Woods claimed that the documents and bylaws established under PCUSA polity should be reviewed in the sense of a state-sanctioned legal document.
“[The appellate decision] did not get into whether these particular documents formed a trust,” she said.
“That’s my problem right there,” Dickson said. “Jones instructs us that the neutral principles approach relies exclusively on objective, well-established concepts of trust and property law familiar to lawyers and judges,” he said, adding, “You’re saying the court of appeals didn’t look to those familiar principles of trust and property law.”
Woods disagreed and said the court looked at trust law as it applied to Olivet’s bylaws.
“Where did Olivet ever expressly create a trust on its own property?” Dickson said.
The attorneys for Olivet and for the Presbyterian Lay Committee (as a friend of the court, or amicus curiae) were not questioned as severely as Ms. Woods, as you can read in the link referenced. In her rebuttal, Ms. Woods once again ran into hostile questioning about how a church's governance rules can override state statutes:
During rebuttal, Woods reiterated her earlier argument that trusts can be created under Indiana law without specific documents expressly stating such, claiming that Olivet created a trust simply by belonging to the PCUSA from 1983 to 2006.

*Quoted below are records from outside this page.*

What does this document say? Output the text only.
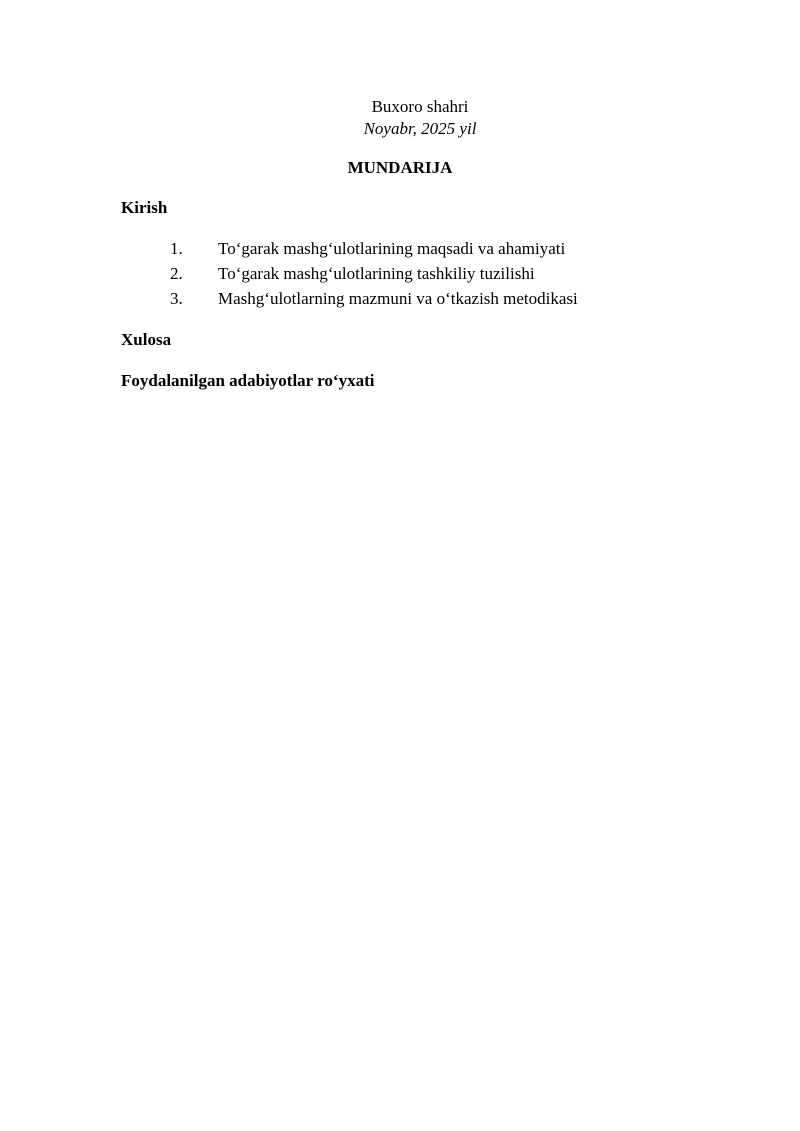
Buxoro shahri
Noyabr, 2025 yil
MUNDARIJA
Kirish
1.	To‘garak mashg‘ulotlarining maqsadi va ahamiyati
2.	To‘garak mashg‘ulotlarining tashkiliy tuzilishi
3.	Mashg‘ulotlarning mazmuni va o‘tkazish metodikasi
Xulosa
Foydalanilgan adabiyotlar ro‘yxati
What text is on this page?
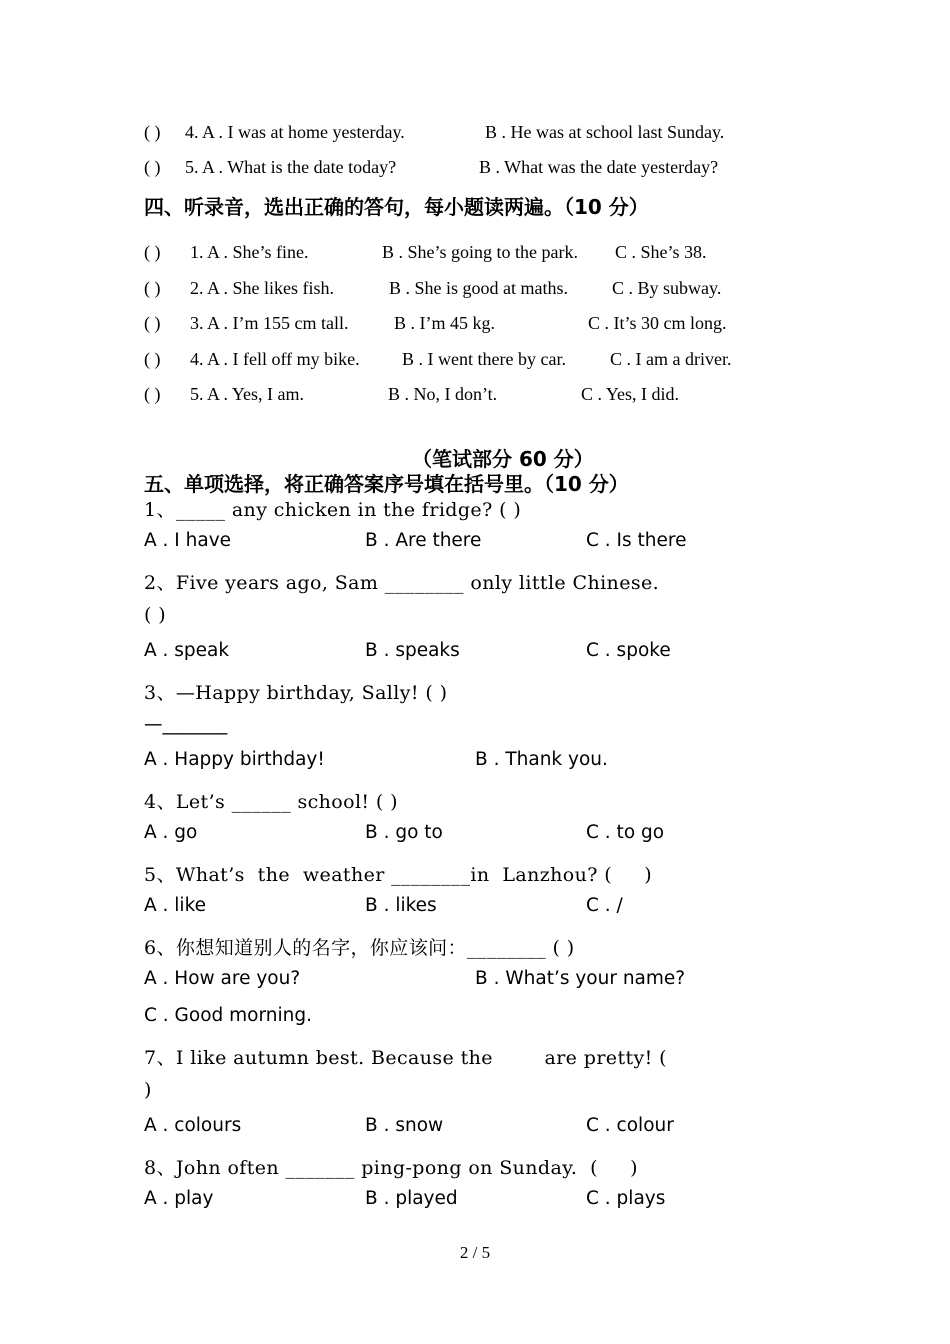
( ) 4. A . I was at home yesterday.	B . He was at school last Sunday.
( ) 5. A . What is the date today?	B . What was the date yesterday?
四、听录音，选出正确的答句，每小题读两遍。（10 分）
( ) 1. A . She’s fine.	B . She’s going to the park. C . She’s 38.
( ) 2. A . She likes fish.	B . She is good at maths. C . By subway.
( ) 3. A . I’m 155 cm tall.	B . I’m 45 kg.	C . It’s 30 cm long.
( ) 4. A . I fell off my bike. B . I went there by car. C . I am a driver.
( ) 5. A . Yes, I am.	B . No, I don’t.	C . Yes, I did.
（笔试部分 60 分）
五、单项选择，将正确答案序号填在括号里。（10 分）
1、_____ any chicken in the fridge? ( )
A . I have	B . Are there	C . Is there
2、Five years ago, Sam ________ only little Chinese.
( )
A . speak	B . speaks	C . spoke
3、—Happy birthday, Sally! ( )
—_______
A . Happy birthday!	B . Thank you.
4、Let’s ______ school! ( )
A . go	B . go to	C . to go
5、What’s  the  weather ________in  Lanzhou? (     )
A . like	B . likes	C . /
6、你想知道别人的名字，你应该问：________ ( )
A . How are you?	B . What’s your name?
C . Good morning.
7、I like autumn best. Because the        are pretty! (
)
A . colours	B . snow	C . colour
8、John often _______ ping-pong on Sunday.  (     )
A . play	B . played	C . plays
2 / 5
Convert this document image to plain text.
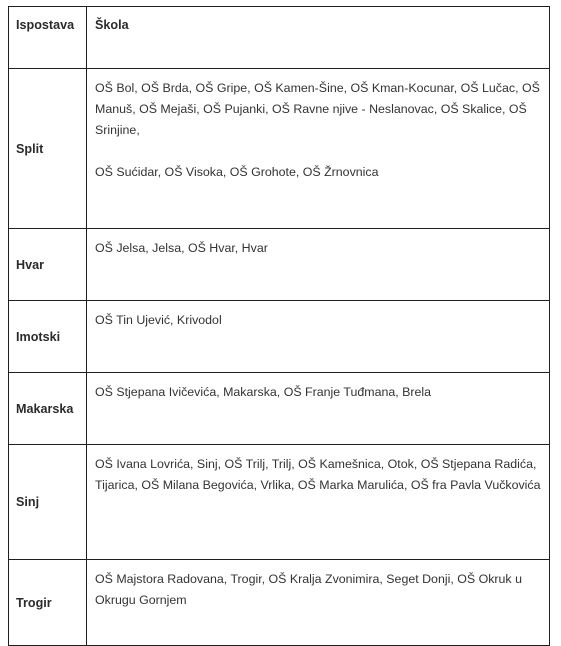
Ispostava	Škola

Split	OŠ Bol, OŠ Brda, OŠ Gripe, OŠ Kamen-Šine, OŠ Kman-Kocunar, OŠ Lučac, OŠ Manuš, OŠ Mejaši, OŠ Pujanki, OŠ Ravne njive - Neslanovac, OŠ Skalice, OŠ Srinjine,

OŠ Sućidar, OŠ Visoka, OŠ Grohote, OŠ Žrnovnica

Hvar	OŠ Jelsa, Jelsa, OŠ Hvar, Hvar

Imotski	OŠ Tin Ujević, Krivodol

Makarska	OŠ Stjepana Ivičevića, Makarska, OŠ Franje Tuđmana, Brela

Sinj	OŠ Ivana Lovrića, Sinj, OŠ Trilj, Trilj, OŠ Kamešnica, Otok, OŠ Stjepana Radića, Tijarica, OŠ Milana Begovića, Vrlika, OŠ Marka Marulića, OŠ fra Pavla Vučkovića

Trogir	OŠ Majstora Radovana, Trogir, OŠ Kralja Zvonimira, Seget Donji, OŠ Okruk u Okrugu Gornjem
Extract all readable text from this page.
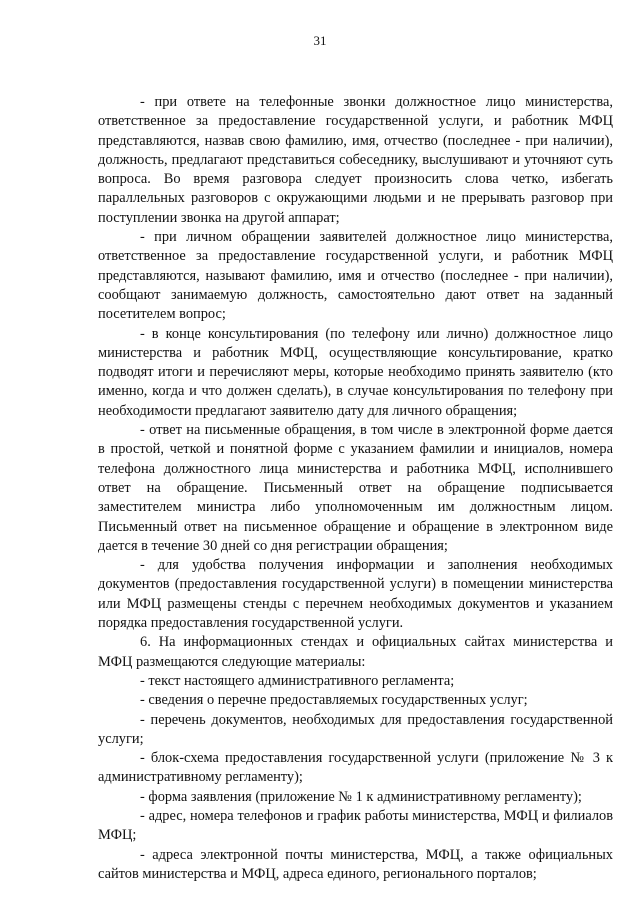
31

- при ответе на телефонные звонки должностное лицо министерства, ответственное за предоставление государственной услуги, и работник МФЦ представляются, назвав свою фамилию, имя, отчество (последнее - при наличии), должность, предлагают представиться собеседнику, выслушивают и уточняют суть вопроса. Во время разговора следует произносить слова четко, избегать параллельных разговоров с окружающими людьми и не прерывать разговор при поступлении звонка на другой аппарат;

- при личном обращении заявителей должностное лицо министерства, ответственное за предоставление государственной услуги, и работник МФЦ представляются, называют фамилию, имя и отчество (последнее - при наличии), сообщают занимаемую должность, самостоятельно дают ответ на заданный посетителем вопрос;

- в конце консультирования (по телефону или лично) должностное лицо министерства и работник МФЦ, осуществляющие консультирование, кратко подводят итоги и перечисляют меры, которые необходимо принять заявителю (кто именно, когда и что должен сделать), в случае консультирования по телефону при необходимости предлагают заявителю дату для личного обращения;

- ответ на письменные обращения, в том числе в электронной форме дается в простой, четкой и понятной форме с указанием фамилии и инициалов, номера телефона должностного лица министерства и работника МФЦ, исполнившего ответ на обращение. Письменный ответ на обращение подписывается заместителем министра либо уполномоченным им должностным лицом. Письменный ответ на письменное обращение и обращение в электронном виде дается в течение 30 дней со дня регистрации обращения;

- для удобства получения информации и заполнения необходимых документов (предоставления государственной услуги) в помещении министерства или МФЦ размещены стенды с перечнем необходимых документов и указанием порядка предоставления государственной услуги.

6. На информационных стендах и официальных сайтах министерства и МФЦ размещаются следующие материалы:

- текст настоящего административного регламента;

- сведения о перечне предоставляемых государственных услуг;

- перечень документов, необходимых для предоставления государственной услуги;

- блок-схема предоставления государственной услуги (приложение № 3 к административному регламенту);

- форма заявления (приложение № 1 к административному регламенту);

- адрес, номера телефонов и график работы министерства, МФЦ и филиалов МФЦ;

- адреса электронной почты министерства, МФЦ, а также официальных сайтов министерства и МФЦ, адреса единого, регионального порталов;
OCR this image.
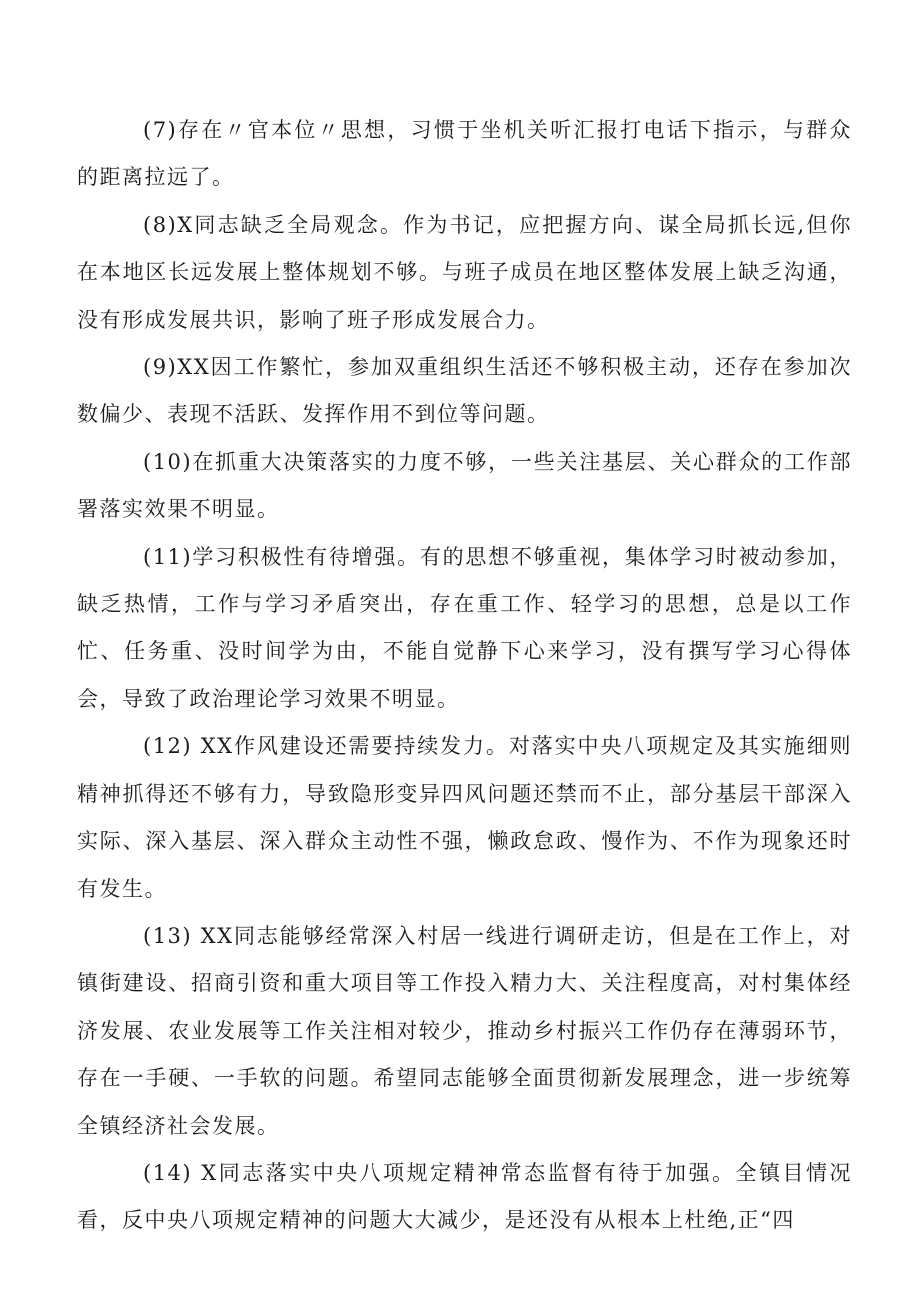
(7)存在〃官本位〃思想，习惯于坐机关听汇报打电话下指示，与群众的距离拉远了。

(8)X同志缺乏全局观念。作为书记，应把握方向、谋全局抓长远,但你在本地区长远发展上整体规划不够。与班子成员在地区整体发展上缺乏沟通，没有形成发展共识，影响了班子形成发展合力。

(9)XX因工作繁忙，参加双重组织生活还不够积极主动，还存在参加次数偏少、表现不活跃、发挥作用不到位等问题。

(10)在抓重大决策落实的力度不够，一些关注基层、关心群众的工作部署落实效果不明显。

(11)学习积极性有待增强。有的思想不够重视，集体学习时被动参加，缺乏热情，工作与学习矛盾突出，存在重工作、轻学习的思想，总是以工作忙、任务重、没时间学为由，不能自觉静下心来学习，没有撰写学习心得体会，导致了政治理论学习效果不明显。

(12) XX作风建设还需要持续发力。对落实中央八项规定及其实施细则精神抓得还不够有力，导致隐形变异四风问题还禁而不止，部分基层干部深入实际、深入基层、深入群众主动性不强，懒政怠政、慢作为、不作为现象还时有发生。

(13) XX同志能够经常深入村居一线进行调研走访，但是在工作上，对镇街建设、招商引资和重大项目等工作投入精力大、关注程度高，对村集体经济发展、农业发展等工作关注相对较少，推动乡村振兴工作仍存在薄弱环节，存在一手硬、一手软的问题。希望同志能够全面贯彻新发展理念，进一步统筹全镇经济社会发展。

(14) X同志落实中央八项规定精神常态监督有待于加强。全镇目情况看，反中央八项规定精神的问题大大减少，是还没有从根本上杜绝,正“四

“In 1983, it said it wanted to adopt the new Book of Order, including the property trust clause. In 1994, it incorporated … and said it was subject to the entire [PCUSA] constitution,” Woods said.
“If the [PCUSA] General Assembly were to amend the Book of Order and say ‘Divorces in this congregation will be governed by sharia law,’ would the members of all the member churches getting divorced have to follow those property divisions and divide their property according to that or not?” Dickson asked.
Sharia is a form of religious law in Islam that can be binding as authoritative civil law in some countries. Under some forms of sharia, men may unilaterally divorce their wives simply by telling them, without regards to her wishes.
Woods admitted that such a law could only be governed by ecclesiastical rules and would have no standing under secular authority.
“Churches do have to adhere to civil law,” she said.
“You just don’t have to abide by property law, huh?” Dickson asked.
Those who have the interest in these issues, and who have an appropriate media player, will enjoy being able to view and listen to the full oral arguments by going to this link. It is always tricky to guess the outcome of a case from how the questions at argument go, but in this particular case, I will hazard a prediction that PCUSA's Book of Order will not be regarded as establishing a self-actuating trust in Indiana. And if that is the result, then the Dennis Canon will be dead in that State, as well.